But which vintage band merch has he yet to add to his collection? "Definitely Bolt Thrower. Even among fans, we know that if one piece were to pop up, the price would be super crazy. So that definitely takes the top spot." He also cites established bands like Metallica, Mayhem, Slayer, and Anthrax, whose apparel from their early periods are now among the highest-priced pieces available (and also highest in demand).
While causeofdeathvtg remains a low-key operation — Joshua handles all orders himself — he has found camaraderie with the founders of Death Threads, a local store established by Deon Phua (of art collective Tell Your Children) and Edmund Tan. Anchoring his brand in classic metal apparel, Joshua has also started looking into pop culture t-shirts, showing off a mint condition Aliens t-shirt from the early 90s during our conversation.

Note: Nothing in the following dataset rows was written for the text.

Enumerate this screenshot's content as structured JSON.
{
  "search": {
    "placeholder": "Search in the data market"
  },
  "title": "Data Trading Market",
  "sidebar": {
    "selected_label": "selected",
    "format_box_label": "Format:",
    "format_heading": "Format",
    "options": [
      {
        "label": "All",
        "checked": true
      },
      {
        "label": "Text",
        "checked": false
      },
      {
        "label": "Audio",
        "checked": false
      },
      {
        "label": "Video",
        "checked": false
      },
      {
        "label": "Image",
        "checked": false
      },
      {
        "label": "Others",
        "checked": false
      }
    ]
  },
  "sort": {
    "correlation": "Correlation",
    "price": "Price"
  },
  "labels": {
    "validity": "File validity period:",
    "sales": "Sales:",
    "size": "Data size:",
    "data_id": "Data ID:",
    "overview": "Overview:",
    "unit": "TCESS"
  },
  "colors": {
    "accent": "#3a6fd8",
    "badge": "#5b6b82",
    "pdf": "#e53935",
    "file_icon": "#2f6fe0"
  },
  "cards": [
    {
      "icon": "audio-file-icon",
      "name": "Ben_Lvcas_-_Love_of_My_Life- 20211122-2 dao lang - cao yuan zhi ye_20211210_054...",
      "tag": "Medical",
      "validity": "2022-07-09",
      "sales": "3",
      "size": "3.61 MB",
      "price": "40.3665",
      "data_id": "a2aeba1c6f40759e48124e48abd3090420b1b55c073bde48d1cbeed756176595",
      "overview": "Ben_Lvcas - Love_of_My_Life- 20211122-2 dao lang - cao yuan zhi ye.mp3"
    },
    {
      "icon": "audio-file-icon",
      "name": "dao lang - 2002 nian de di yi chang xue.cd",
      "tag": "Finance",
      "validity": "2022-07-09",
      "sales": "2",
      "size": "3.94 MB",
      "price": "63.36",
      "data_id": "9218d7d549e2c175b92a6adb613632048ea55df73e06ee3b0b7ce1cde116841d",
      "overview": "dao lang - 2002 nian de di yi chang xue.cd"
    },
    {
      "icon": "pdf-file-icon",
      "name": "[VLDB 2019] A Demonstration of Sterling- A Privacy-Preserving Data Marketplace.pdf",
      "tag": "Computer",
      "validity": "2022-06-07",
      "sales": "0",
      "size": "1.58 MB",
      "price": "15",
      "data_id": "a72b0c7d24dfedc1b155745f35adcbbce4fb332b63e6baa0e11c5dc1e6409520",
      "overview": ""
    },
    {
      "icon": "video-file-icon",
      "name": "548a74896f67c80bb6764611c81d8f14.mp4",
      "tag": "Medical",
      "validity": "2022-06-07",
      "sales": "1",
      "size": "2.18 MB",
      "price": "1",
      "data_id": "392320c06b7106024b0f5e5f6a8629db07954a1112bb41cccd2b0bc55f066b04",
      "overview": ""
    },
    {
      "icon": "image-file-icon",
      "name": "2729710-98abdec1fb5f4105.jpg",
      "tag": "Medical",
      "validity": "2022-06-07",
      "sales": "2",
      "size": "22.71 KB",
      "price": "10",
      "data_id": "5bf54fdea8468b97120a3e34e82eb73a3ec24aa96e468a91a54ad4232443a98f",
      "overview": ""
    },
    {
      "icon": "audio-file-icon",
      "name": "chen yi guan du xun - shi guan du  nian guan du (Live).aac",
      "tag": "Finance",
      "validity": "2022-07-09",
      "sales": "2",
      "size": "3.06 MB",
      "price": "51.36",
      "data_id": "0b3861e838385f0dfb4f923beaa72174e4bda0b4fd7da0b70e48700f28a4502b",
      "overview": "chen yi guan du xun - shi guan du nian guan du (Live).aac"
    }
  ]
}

"I’ve been bringing a collection of vintage pop culture t-shirts that stray away from metal," he tells us. "I’m not only into metal. I’m also into movies and video games, so I try to bring those pieces in as well."
Lining up with the store's collection of pop culture clothing from the 80s and 90s — "Deon invited me to join the group to bring a new dimension to it" — Joshua's t-shirts have become accessible to local customers, but, as he tells us, it's his international following who snap up his items, swallowing hefty shipping costs along the way.
Despite his lucrative journey thus far, he still treats his venture as a means to fund his own collection, and if there's ever space for a proper business, it will not be in Singapore.
"It’s generally so much cheaper and easier to get things in America and Europe on the ground," he explains, "whereas, in Singapore, we have to get everything online." He even cites Malaysia as a country with a healthier repository for vintage merchandise.
For now, he hopes to cultivate a vintage t-shirt scene in Singapore with fellow collectors, and with every customer buying a metal t-shirt for the aesthetic appeal, he hopes they'll treat it as a gateway to a world of music he's come to embrace. "Most kids deal with angst growing up and I think it was a good way to deal with that," he says. "Apart from that, I love the sonic aspect to it. I’m glad I gave metal a chance because it showed me a whole new world."
And as for the skeptics? Joshua stands by one thing: "There’s always history behind the shirts that I sell."